General Compson is Thomas Sutpen's good friend in Jefferson. He admires Sutpen's courage, self-confidence, and ambition and feels he is an innocent and a victim of forces beyond his control.

In chapter seven, Quentin portrays Sutpen through the general's eyes. In General Compson's narrative, Sutpen's youthful trauma, his bewilderment at class distinctions, and the insult he suffers at being driven off from Pettibone's door add complexity to the earlier one-dimensional presentation of the protagonist. General Compson portrays Thomas Sutpen as a self-made man who rises from poverty and overcomes adversity to become a wealthy plantation owner. His grandson, Quentin, while appreciating the general's revelations, realizes that his narrative is full of poetic bits, speculation, and his own personal slant.

General Compson himself is a brave soldier who loses his arm in the Civil War, but goes back to fight for the South. Though his narration is twice-removed in Quentin's retelling, it is full of fire, enthusiasm, and immediacy.

Mr. Compson (Jason)

Mr. Compson is an interesting narrator, full of his own personal judgments on the motives of characters like Rosa, Sutpen, Henry, and Charles Bon. However, he is not very reliable in his speculations. He is not close to Sutpen, like his father General Compson, or Rosa, and his narrative is colored by his distance from the characters.

Chapters two through four are dominated by Compson's narration, which is full of colorful imagery and complex metaphors.

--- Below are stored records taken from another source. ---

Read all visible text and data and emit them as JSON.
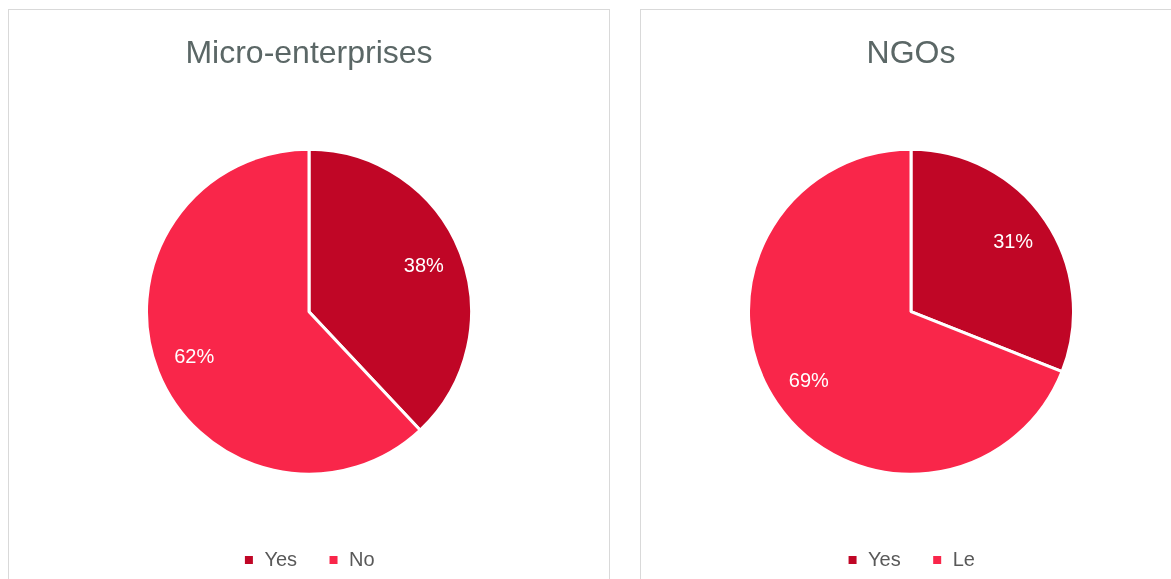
{
  "chart_data": [
    {
      "type": "pie",
      "title": "Micro-enterprises",
      "categories": [
        "Yes",
        "No"
      ],
      "values": [
        38,
        62
      ],
      "colors": [
        "#c00626",
        "#f9264a"
      ],
      "value_labels": [
        "38%",
        "62%"
      ],
      "legend": "bottom"
    },
    {
      "type": "pie",
      "title": "NGOs",
      "categories": [
        "Yes",
        "Le"
      ],
      "values": [
        31,
        69
      ],
      "colors": [
        "#c00626",
        "#f9264a"
      ],
      "value_labels": [
        "31%",
        "69%"
      ],
      "legend": "bottom"
    }
  ]
}
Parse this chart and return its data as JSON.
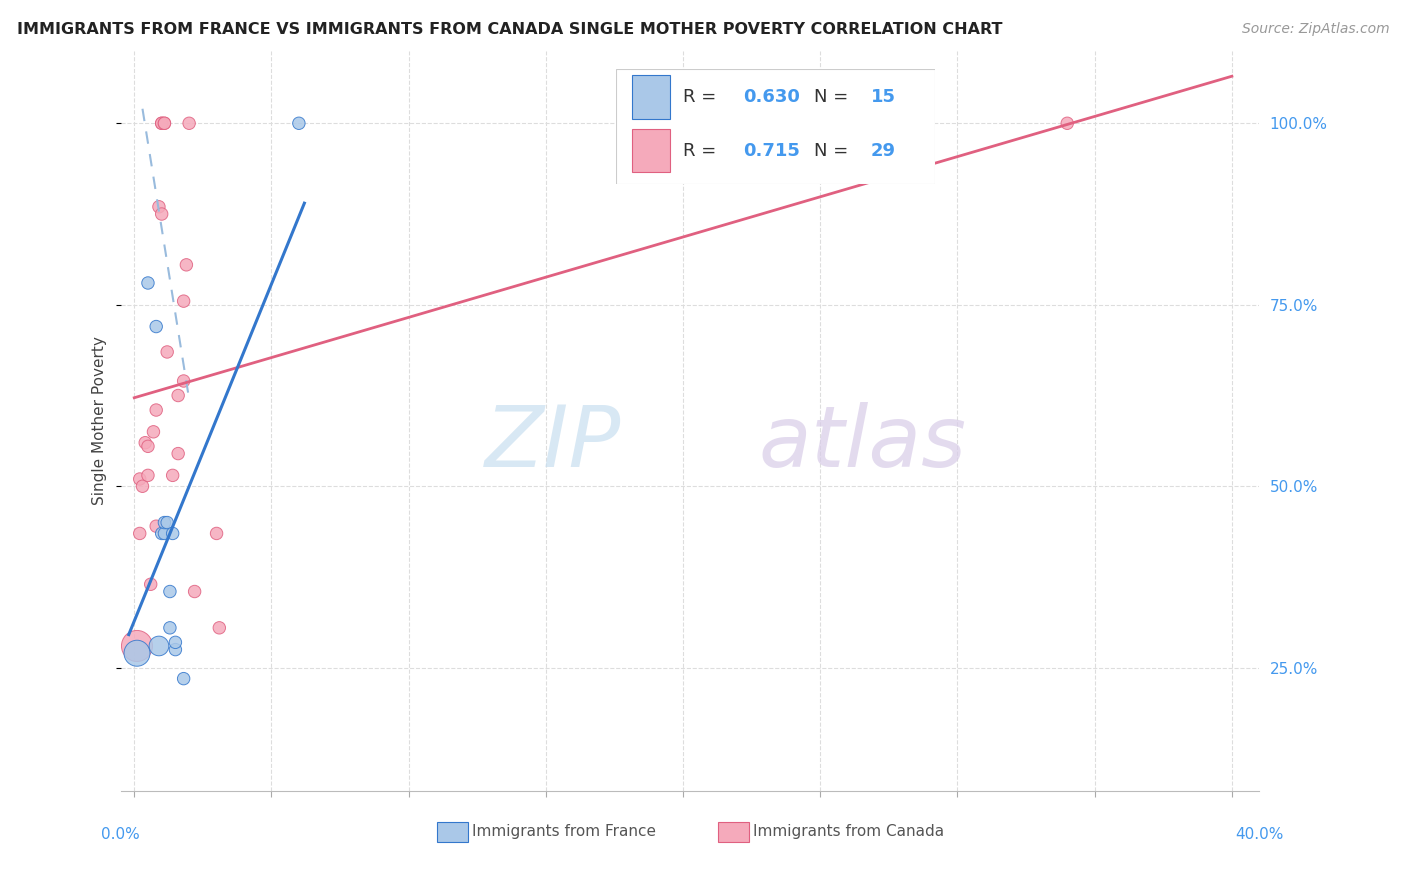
{
  "title": "IMMIGRANTS FROM FRANCE VS IMMIGRANTS FROM CANADA SINGLE MOTHER POVERTY CORRELATION CHART",
  "source": "Source: ZipAtlas.com",
  "ylabel": "Single Mother Poverty",
  "legend_label1": "Immigrants from France",
  "legend_label2": "Immigrants from Canada",
  "R_france": "0.630",
  "N_france": "15",
  "R_canada": "0.715",
  "N_canada": "29",
  "france_color": "#aac8e8",
  "canada_color": "#f5aabb",
  "france_line_color": "#3377cc",
  "france_dash_color": "#99bbdd",
  "canada_line_color": "#e06080",
  "france_x": [
    0.001,
    0.005,
    0.008,
    0.009,
    0.01,
    0.011,
    0.011,
    0.012,
    0.013,
    0.013,
    0.014,
    0.015,
    0.015,
    0.018,
    0.06
  ],
  "france_y": [
    0.27,
    0.78,
    0.72,
    0.28,
    0.435,
    0.435,
    0.45,
    0.45,
    0.305,
    0.355,
    0.435,
    0.275,
    0.285,
    0.235,
    1.0
  ],
  "canada_x": [
    0.001,
    0.002,
    0.002,
    0.003,
    0.004,
    0.005,
    0.005,
    0.006,
    0.007,
    0.008,
    0.008,
    0.009,
    0.01,
    0.01,
    0.01,
    0.011,
    0.011,
    0.012,
    0.014,
    0.016,
    0.016,
    0.018,
    0.018,
    0.019,
    0.02,
    0.022,
    0.03,
    0.031,
    0.34
  ],
  "canada_y": [
    0.28,
    0.51,
    0.435,
    0.5,
    0.56,
    0.515,
    0.555,
    0.365,
    0.575,
    0.445,
    0.605,
    0.885,
    0.875,
    1.0,
    1.0,
    1.0,
    1.0,
    0.685,
    0.515,
    0.545,
    0.625,
    0.645,
    0.755,
    0.805,
    1.0,
    0.355,
    0.435,
    0.305,
    1.0
  ],
  "france_sizes": [
    350,
    80,
    80,
    200,
    80,
    80,
    80,
    80,
    80,
    80,
    80,
    80,
    80,
    80,
    80
  ],
  "canada_sizes": [
    500,
    80,
    80,
    80,
    80,
    80,
    80,
    80,
    80,
    80,
    80,
    80,
    80,
    80,
    80,
    80,
    80,
    80,
    80,
    80,
    80,
    80,
    80,
    80,
    80,
    80,
    80,
    80,
    80
  ],
  "xlim": [
    -0.005,
    0.41
  ],
  "ylim": [
    0.08,
    1.1
  ],
  "right_yticks": [
    0.25,
    0.5,
    0.75,
    1.0
  ],
  "right_yticklabels": [
    "25.0%",
    "50.0%",
    "75.0%",
    "100.0%"
  ],
  "xticks": [
    0.0,
    0.05,
    0.1,
    0.15,
    0.2,
    0.25,
    0.3,
    0.35,
    0.4
  ],
  "grid_color": "#dddddd",
  "spine_color": "#bbbbbb",
  "tick_color": "#aaaaaa",
  "label_color": "#4499ee",
  "text_color": "#444444",
  "source_color": "#999999",
  "watermark_zip_color": "#c8dff0",
  "watermark_atlas_color": "#d8cce8"
}
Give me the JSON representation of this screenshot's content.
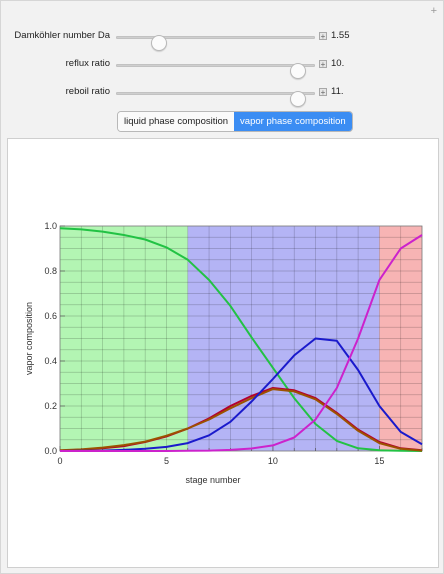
{
  "controls": {
    "damkohler": {
      "label": "Damköhler number Da",
      "value": "1.55",
      "fraction": 0.19
    },
    "reflux": {
      "label": "reflux ratio",
      "value": "10.",
      "fraction": 0.95
    },
    "reboil": {
      "label": "reboil ratio",
      "value": "11.",
      "fraction": 0.95
    }
  },
  "tabs": {
    "liquid_label": "liquid phase composition",
    "vapor_label": "vapor phase composition",
    "selected": "vapor"
  },
  "chart_data": {
    "type": "line",
    "xlabel": "stage number",
    "ylabel": "vapor composition",
    "xlim": [
      0,
      17
    ],
    "ylim": [
      0,
      1
    ],
    "xticks": [
      0,
      5,
      10,
      15
    ],
    "yticks": [
      0.0,
      0.2,
      0.4,
      0.6,
      0.8,
      1.0
    ],
    "ytick_labels": [
      "0.0",
      "0.2",
      "0.4",
      "0.6",
      "0.8",
      "1.0"
    ],
    "grid": true,
    "regions": [
      {
        "from": 0,
        "to": 6,
        "color": "#b3f5b3"
      },
      {
        "from": 6,
        "to": 15,
        "color": "#b4b4f5"
      },
      {
        "from": 15,
        "to": 17,
        "color": "#f7b4b4"
      }
    ],
    "x": [
      0,
      1,
      2,
      3,
      4,
      5,
      6,
      7,
      8,
      9,
      10,
      11,
      12,
      13,
      14,
      15,
      16,
      17
    ],
    "series": [
      {
        "color": "#22c244",
        "values": [
          0.99,
          0.985,
          0.975,
          0.96,
          0.94,
          0.905,
          0.85,
          0.76,
          0.645,
          0.505,
          0.37,
          0.235,
          0.12,
          0.045,
          0.012,
          0.003,
          0.001,
          0.0
        ]
      },
      {
        "color": "#b3002e",
        "values": [
          0.002,
          0.006,
          0.012,
          0.022,
          0.04,
          0.065,
          0.1,
          0.145,
          0.2,
          0.245,
          0.28,
          0.27,
          0.235,
          0.17,
          0.095,
          0.04,
          0.012,
          0.003
        ]
      },
      {
        "color": "#9c5200",
        "values": [
          0.003,
          0.007,
          0.015,
          0.026,
          0.042,
          0.068,
          0.1,
          0.14,
          0.19,
          0.235,
          0.275,
          0.265,
          0.23,
          0.165,
          0.09,
          0.035,
          0.01,
          0.002
        ]
      },
      {
        "color": "#1a1acc",
        "values": [
          0.0,
          0.001,
          0.002,
          0.005,
          0.01,
          0.018,
          0.035,
          0.07,
          0.13,
          0.22,
          0.32,
          0.425,
          0.5,
          0.49,
          0.36,
          0.2,
          0.085,
          0.03
        ]
      },
      {
        "color": "#cc22cc",
        "values": [
          0.0,
          0.0,
          0.0,
          0.0,
          0.0,
          0.0,
          0.001,
          0.002,
          0.005,
          0.011,
          0.025,
          0.06,
          0.14,
          0.28,
          0.5,
          0.76,
          0.9,
          0.96
        ]
      }
    ]
  }
}
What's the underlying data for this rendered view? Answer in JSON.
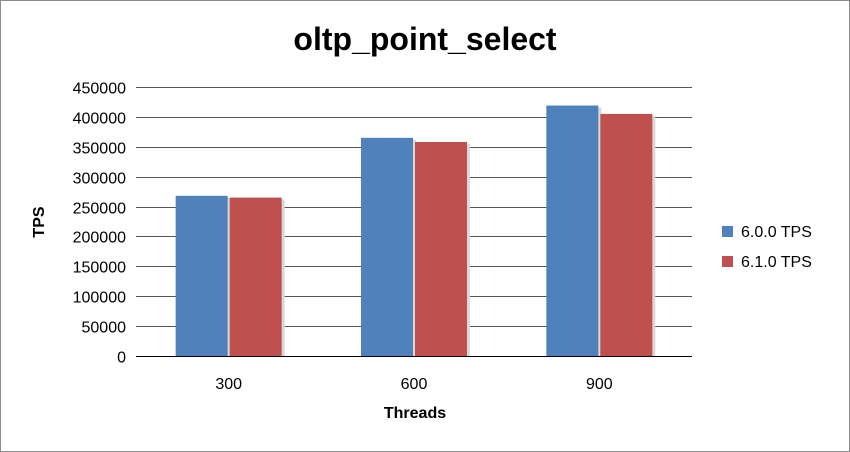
{
  "chart_data": {
    "type": "bar",
    "title": "oltp_point_select",
    "xlabel": "Threads",
    "ylabel": "TPS",
    "categories": [
      "300",
      "600",
      "900"
    ],
    "series": [
      {
        "name": "6.0.0 TPS",
        "color": "#4F81BD",
        "values": [
          268000,
          365000,
          419000
        ]
      },
      {
        "name": "6.1.0 TPS",
        "color": "#C0504D",
        "values": [
          265000,
          358000,
          405000
        ]
      }
    ],
    "ylim": [
      0,
      450000
    ],
    "yticks": [
      0,
      50000,
      100000,
      150000,
      200000,
      250000,
      300000,
      350000,
      400000,
      450000
    ],
    "grid": true,
    "legend_position": "right"
  }
}
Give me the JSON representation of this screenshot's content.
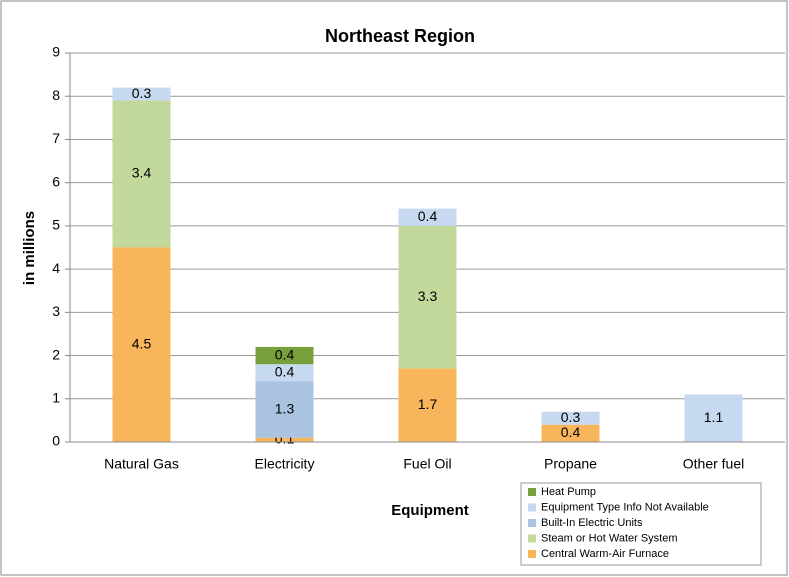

He sees Ellen, Sutpen's wife, as inhabiting "a shadowy miasmic region something like the bitter purlieus of Styx...and then like some swamp-hatched butterfly...into a perennial bright vacuum of arrested sun." The sensual and sexual excite him, so he indulges in his fancies, regardless of the facts. He hints at incest between Henry and Judith and homoerotic love between Henry and his half- brother, Bon. Quentin regards these notions of his father as strange and erroneous.

Compson is able to see that Rosa's history is a subjective viewing of facts. But, like her, he feels that fate and destiny have played a major part in Sutpen's fortunes. He believes that Sutpen is desperate to fulfill his plan so that he can prove that he is in control of his destiny. But Sutpen, in spite of his determination, fails time and again to create his dynasty, confirming for Compson his conviction that mankind is not in control, but the victim of fate.